Composition and the Empirical Imperative

Ralph F. Voss

In recent years composition studies has begun to establish legitimate identity as an academic field worthy of genuine faculty appointments and professional rewards. Corresponding­ly, the inherent diversity and complexity of the field have become more and more apparent to those who take it seriously. If composition is not  something we do while waiting to be deemed worthy to teach upper-division or graduate courses in literature, then it is  something we all need to know more about. The pursuit of richer understanding of and higher status for composition studies has generated something of a boom in theory, research, and pedagogy that has indeed advanced the borders of knowledge in the field. All of this has been healthy, and there is no imaginable reason at this writing for the boom to subside. But there is one important area of recent research that I would like to address here an area that I might call science-based or science-conscious research, particularly protocol anlaysis in studies of student composing processes because I think there is some chance that composition studies risks a detrimental borrowing of prestige from science in general, a borrowing that is not only potentially misleading but also too limiting if it causes us to turn our attention away from the broad spectrum of con­siderations inherent in composition studies. I raise these cautions not to belittle either the research or the researchers who have worked and are working in this important area, but to encourage the maintenance of a broad perspective about our field so that it remains in the matrix of rhetoric, philosophy, philology, literature, and other areas of study commonly classified within the humanities.

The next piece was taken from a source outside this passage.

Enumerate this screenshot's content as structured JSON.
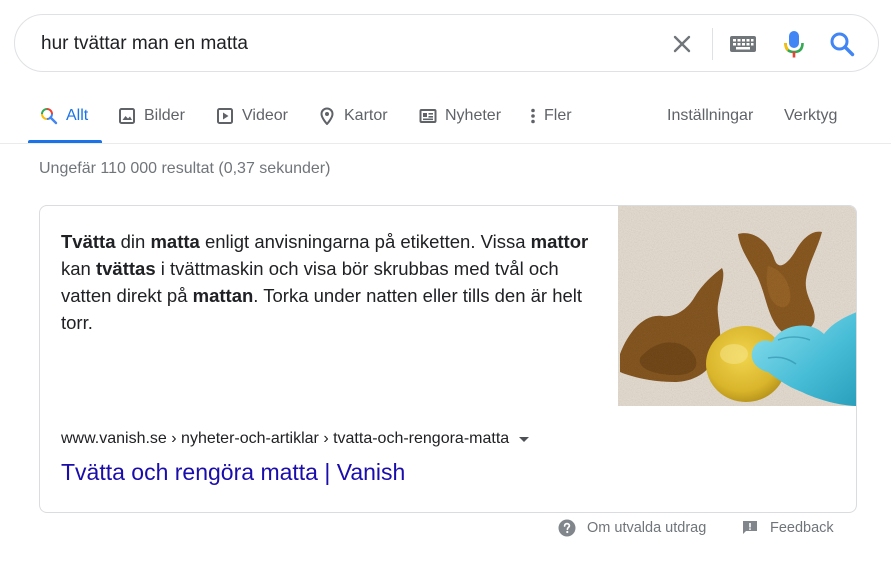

By no means am I alone in raising these general cautions. In the two years that I have been working with some of the material in this piece, at least two other excellent discussions in the same vein have appeared. Robert J. Connors has taken a broad look at the question of science in our field in “Composition Studies and Science” (College English, 45, January 1983, 1-20). And Michael Holzman has assessed the sentence-combining movement in terms of its scientific bases in “Scientism and Sentence-Combining“ (CCC, 34, February 1983, 73-79). Their general conclusions about the applicability and reliability of social sciences methodology are the same that I draw here, but neither article focusses on composing process research, particularly protocol analysis.

For writing teachers, the majority of whom were actually trained in the humanistic study of literature, it may seem unnecessary to raise a caution about borrowing prestige from science. Nonetheless, we live in an age that reveres science, particularly the “hard” sciences whose empirical rigor and technological advances have provided dazzling, life-changing results. Science enjoys a cachet unmatched by any other type of study in our society, a cachet deservedly earned in the laboratory sciences, but not in the social sciences. I mean no slight of social sciences here, but want only to remind that research methodology in the social sciences is not empirical in any strict sense and therefore not capable of generating the kind of objective and precise resultant knowledge possible in the laboratory sciences. And the “science-based” research in composition studies has derived from social science. Research on the composing processes of students, particularly protocol analysis, is based upon case-study methodology from psychology.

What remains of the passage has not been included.